Jul 19, 2019 | Updated: 09:53 AM EDT

Scientists Might Have Found The Oldest Fossils In Canada

Mar 08, 2017 02:44 AM EST

Earth’s oldest fossils found in Canada
(Photo : GDTI Mag/YouTube) Scientists have discovered in Quebec, Canada, the oldest physical evidence of life on earth -- fossils that date back 3.7 billion years.
They came from a remote geological formation in Canada called Nuvvuagittuq, which stretches across four square miles on the coast of Hudson Bay. Sources: University College London and Nature

Scientists have found some small tubes and filaments in a Canadian rock. These things might be the oldest known fossil on Earth, according to them.

The tiny tubes and filaments were said to have lived 3.77 billion to 4.28 billion years ago, the same team of scientists said. The fossils are mineralized remains of what appear to be bacteria. It is definitely older than what were found in Greenland, ABC News reported. This discovery may have proven that life on Earth started under the sea and near the volcanoes. The water in the sea was heated by the volcano and because of that, life was supported.

The research, which was published in the journal titled"Nature", explained that the ocean floor might have housed some living organisms when the Earth was still forming or was newly formed.

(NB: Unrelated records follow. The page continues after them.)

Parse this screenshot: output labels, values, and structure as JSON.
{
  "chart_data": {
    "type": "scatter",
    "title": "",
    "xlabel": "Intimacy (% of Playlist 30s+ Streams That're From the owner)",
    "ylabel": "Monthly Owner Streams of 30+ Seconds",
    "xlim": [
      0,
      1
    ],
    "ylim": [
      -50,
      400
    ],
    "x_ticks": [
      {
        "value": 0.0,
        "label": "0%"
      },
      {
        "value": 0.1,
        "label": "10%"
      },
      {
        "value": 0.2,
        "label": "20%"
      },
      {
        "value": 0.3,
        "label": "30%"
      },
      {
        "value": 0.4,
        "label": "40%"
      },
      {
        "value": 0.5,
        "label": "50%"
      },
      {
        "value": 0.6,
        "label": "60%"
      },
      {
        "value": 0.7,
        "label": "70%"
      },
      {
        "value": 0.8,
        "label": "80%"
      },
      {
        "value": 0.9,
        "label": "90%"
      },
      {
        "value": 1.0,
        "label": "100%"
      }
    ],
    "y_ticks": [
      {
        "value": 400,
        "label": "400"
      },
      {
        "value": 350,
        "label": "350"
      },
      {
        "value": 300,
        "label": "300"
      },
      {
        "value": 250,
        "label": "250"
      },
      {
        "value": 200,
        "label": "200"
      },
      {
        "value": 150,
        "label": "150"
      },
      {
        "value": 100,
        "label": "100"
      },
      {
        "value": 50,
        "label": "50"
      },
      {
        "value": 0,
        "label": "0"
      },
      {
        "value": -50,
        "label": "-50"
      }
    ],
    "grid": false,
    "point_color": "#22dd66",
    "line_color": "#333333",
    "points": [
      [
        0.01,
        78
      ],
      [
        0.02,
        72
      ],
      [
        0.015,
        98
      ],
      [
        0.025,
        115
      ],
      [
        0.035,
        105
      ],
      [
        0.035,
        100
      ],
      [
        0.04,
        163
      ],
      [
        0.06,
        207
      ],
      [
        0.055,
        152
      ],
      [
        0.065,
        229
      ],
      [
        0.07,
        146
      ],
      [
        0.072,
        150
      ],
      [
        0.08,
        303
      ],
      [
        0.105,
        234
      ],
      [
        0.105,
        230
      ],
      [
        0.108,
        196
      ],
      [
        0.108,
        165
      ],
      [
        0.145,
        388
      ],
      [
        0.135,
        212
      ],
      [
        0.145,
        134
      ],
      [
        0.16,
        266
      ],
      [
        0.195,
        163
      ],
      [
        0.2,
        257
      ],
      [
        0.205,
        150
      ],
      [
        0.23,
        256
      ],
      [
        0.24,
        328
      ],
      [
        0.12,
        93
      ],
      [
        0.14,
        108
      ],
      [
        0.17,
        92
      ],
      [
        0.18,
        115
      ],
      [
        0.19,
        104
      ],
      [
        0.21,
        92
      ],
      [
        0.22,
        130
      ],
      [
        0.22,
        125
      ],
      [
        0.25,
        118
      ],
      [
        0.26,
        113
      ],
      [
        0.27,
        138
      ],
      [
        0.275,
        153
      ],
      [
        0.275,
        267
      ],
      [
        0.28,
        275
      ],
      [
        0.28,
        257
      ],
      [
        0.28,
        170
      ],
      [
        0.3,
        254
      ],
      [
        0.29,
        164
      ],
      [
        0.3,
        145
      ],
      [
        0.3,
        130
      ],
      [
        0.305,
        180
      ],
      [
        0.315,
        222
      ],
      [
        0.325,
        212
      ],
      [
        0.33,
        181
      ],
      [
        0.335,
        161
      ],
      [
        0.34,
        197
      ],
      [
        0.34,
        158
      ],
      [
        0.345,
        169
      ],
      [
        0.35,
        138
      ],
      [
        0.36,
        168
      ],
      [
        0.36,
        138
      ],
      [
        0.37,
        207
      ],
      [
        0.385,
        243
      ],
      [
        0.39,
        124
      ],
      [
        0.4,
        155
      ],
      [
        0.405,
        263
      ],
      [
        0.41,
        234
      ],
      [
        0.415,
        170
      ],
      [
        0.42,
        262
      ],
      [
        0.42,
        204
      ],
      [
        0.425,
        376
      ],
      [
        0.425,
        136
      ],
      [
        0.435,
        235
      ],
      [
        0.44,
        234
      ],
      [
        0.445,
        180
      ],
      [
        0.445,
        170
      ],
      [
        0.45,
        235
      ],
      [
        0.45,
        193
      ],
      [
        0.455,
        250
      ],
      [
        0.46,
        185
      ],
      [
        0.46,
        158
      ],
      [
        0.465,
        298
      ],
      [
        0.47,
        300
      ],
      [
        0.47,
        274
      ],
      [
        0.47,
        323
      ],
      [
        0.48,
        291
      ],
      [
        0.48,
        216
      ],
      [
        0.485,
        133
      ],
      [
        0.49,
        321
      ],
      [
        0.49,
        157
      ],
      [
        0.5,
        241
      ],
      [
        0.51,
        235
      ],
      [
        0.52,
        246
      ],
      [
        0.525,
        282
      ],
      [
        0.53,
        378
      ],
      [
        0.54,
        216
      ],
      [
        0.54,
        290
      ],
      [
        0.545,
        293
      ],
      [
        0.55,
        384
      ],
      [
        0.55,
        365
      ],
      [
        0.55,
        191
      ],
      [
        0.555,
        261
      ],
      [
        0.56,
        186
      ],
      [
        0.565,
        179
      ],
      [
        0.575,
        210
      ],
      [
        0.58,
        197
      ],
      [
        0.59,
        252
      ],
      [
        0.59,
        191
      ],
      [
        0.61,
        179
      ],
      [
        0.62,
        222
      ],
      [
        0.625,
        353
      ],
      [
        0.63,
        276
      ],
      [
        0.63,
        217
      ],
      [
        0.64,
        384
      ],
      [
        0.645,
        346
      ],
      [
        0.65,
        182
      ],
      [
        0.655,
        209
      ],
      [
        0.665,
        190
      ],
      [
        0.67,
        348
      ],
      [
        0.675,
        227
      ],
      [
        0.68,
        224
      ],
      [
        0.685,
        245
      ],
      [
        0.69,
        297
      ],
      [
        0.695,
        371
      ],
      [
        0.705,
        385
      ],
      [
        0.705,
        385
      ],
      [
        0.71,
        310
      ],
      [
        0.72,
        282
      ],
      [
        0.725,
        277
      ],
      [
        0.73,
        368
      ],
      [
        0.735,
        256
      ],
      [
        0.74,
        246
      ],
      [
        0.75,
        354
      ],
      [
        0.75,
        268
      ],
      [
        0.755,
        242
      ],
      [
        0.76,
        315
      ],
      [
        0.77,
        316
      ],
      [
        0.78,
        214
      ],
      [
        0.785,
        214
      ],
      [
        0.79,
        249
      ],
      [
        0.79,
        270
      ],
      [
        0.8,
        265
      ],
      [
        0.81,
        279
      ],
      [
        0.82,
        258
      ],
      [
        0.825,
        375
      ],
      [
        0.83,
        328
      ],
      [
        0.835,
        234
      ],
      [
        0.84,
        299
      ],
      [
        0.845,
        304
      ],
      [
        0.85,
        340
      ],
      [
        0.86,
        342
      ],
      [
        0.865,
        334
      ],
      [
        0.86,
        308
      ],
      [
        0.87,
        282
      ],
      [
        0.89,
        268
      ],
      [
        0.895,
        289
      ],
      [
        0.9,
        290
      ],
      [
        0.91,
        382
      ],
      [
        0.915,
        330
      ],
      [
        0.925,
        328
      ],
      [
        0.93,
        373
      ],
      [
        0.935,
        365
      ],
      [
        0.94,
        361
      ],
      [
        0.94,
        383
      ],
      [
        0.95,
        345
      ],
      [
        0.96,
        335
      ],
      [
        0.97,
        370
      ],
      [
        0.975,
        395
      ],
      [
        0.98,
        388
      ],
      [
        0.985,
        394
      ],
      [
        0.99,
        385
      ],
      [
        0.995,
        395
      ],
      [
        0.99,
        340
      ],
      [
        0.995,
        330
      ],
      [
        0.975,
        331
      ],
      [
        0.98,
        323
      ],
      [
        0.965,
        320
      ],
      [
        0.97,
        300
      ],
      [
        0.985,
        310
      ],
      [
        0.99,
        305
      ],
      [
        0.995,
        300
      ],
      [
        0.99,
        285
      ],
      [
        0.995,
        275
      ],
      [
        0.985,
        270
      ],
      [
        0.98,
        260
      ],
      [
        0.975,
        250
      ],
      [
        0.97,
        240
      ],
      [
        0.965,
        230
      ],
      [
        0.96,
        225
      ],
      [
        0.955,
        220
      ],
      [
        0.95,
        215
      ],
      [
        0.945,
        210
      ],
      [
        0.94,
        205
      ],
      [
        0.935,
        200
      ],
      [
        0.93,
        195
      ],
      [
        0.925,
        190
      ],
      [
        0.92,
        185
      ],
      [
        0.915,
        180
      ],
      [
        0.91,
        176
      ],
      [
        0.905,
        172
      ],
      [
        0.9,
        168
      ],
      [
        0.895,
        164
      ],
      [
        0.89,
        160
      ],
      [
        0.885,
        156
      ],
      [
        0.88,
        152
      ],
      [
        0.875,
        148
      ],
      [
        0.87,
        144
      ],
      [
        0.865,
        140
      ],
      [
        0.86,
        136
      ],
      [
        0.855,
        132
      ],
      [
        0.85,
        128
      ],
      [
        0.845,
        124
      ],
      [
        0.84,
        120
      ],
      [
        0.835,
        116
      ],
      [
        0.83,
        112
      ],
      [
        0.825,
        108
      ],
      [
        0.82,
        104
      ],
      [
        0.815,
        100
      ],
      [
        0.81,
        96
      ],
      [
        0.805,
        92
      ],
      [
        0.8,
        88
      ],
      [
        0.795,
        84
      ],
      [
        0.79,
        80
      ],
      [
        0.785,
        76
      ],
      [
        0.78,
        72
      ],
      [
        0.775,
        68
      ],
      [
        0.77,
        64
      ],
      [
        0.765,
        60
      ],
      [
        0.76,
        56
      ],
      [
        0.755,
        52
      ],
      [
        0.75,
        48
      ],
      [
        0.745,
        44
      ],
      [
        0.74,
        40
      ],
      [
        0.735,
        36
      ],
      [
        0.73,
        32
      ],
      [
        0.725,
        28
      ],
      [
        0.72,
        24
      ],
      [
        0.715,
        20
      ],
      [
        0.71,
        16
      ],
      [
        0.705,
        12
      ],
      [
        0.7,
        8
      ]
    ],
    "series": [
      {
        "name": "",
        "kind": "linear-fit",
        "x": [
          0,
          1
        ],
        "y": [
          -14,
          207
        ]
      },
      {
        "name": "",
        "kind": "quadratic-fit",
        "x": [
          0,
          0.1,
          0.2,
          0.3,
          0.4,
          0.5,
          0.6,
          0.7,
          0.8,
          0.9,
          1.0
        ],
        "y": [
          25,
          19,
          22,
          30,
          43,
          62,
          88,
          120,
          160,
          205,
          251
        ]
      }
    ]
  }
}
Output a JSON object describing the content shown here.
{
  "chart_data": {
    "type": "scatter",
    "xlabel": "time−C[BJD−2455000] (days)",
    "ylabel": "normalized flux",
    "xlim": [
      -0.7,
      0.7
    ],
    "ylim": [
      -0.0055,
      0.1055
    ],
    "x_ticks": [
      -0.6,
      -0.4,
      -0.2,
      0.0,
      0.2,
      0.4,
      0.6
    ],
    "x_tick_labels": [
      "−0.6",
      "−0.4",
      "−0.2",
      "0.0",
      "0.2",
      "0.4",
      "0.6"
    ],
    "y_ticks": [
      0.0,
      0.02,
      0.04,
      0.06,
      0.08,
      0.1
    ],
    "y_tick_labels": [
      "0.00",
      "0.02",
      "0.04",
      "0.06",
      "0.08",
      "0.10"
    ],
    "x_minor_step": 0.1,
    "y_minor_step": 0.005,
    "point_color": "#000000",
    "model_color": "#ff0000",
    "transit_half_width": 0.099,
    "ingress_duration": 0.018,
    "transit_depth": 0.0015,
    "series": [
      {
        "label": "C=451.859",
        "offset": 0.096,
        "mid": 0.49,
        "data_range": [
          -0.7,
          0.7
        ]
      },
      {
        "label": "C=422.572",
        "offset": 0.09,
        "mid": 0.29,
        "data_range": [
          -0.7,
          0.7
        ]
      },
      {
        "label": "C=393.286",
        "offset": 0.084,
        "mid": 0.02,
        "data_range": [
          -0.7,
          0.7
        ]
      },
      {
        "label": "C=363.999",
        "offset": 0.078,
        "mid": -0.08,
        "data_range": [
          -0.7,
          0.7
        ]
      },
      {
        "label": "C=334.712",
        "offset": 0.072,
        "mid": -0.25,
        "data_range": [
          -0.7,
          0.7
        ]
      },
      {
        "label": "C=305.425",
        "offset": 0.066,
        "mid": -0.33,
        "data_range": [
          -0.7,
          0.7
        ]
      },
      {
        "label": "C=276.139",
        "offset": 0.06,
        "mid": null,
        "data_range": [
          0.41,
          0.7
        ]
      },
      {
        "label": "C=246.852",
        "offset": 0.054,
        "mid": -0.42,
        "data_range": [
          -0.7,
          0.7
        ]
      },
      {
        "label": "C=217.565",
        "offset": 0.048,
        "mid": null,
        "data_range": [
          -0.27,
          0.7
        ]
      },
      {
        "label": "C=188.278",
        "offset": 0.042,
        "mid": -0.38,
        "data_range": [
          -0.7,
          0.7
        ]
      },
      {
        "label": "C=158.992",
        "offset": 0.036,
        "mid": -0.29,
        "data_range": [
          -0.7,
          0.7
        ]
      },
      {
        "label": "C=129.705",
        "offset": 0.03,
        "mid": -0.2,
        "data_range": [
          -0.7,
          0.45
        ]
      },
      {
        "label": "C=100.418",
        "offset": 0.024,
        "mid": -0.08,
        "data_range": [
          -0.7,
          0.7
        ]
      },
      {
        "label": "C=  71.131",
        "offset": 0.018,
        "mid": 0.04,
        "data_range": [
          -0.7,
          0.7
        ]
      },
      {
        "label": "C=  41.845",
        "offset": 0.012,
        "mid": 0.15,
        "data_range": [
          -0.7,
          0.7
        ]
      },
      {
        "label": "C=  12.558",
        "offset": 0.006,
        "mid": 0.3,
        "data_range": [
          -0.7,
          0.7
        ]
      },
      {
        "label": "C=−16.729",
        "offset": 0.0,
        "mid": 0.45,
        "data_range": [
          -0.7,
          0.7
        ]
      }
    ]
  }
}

The team of scientists has set their goal to find some of the oldest fossils on the Nuvvuagittuq supracrustal belt in Quebec, Canada. Now, this particular rock unit is only a part of the ancient seafloor that once had the hydrothermal vents. It both has fossils from either 3.77 billion or 4.28 billion-years-old depending on which part of the rock group is dated, said Forbes.

The red, small tube-like filaments called hematite might be Earth's oldest fossils, said the international team of scientists lead by Dominic Papineau and Matthew Dodd from University College London. These iron filaments are very much like what the bacteria made from modern hydrothermal vents, authors of the study argued. "Our discovery supports the idea that life emerged from hot, seafloor vents shortly after planet Earth formed. This speedy appearance of life on Earth fits with other evidence of recently discovered 3,700 million-year-old sedimentary mounds that were shaped by microorganisms," explains Dodd, referring to traces of ancient life found in Greenland last year.

There were also other things on the rocks that the scientists found. The structure called "rosette" that might be 4.8 billion old. However, some scientists are still not convinced. Some are saying that those filaments might not be. The scientists are going to do more research to find out.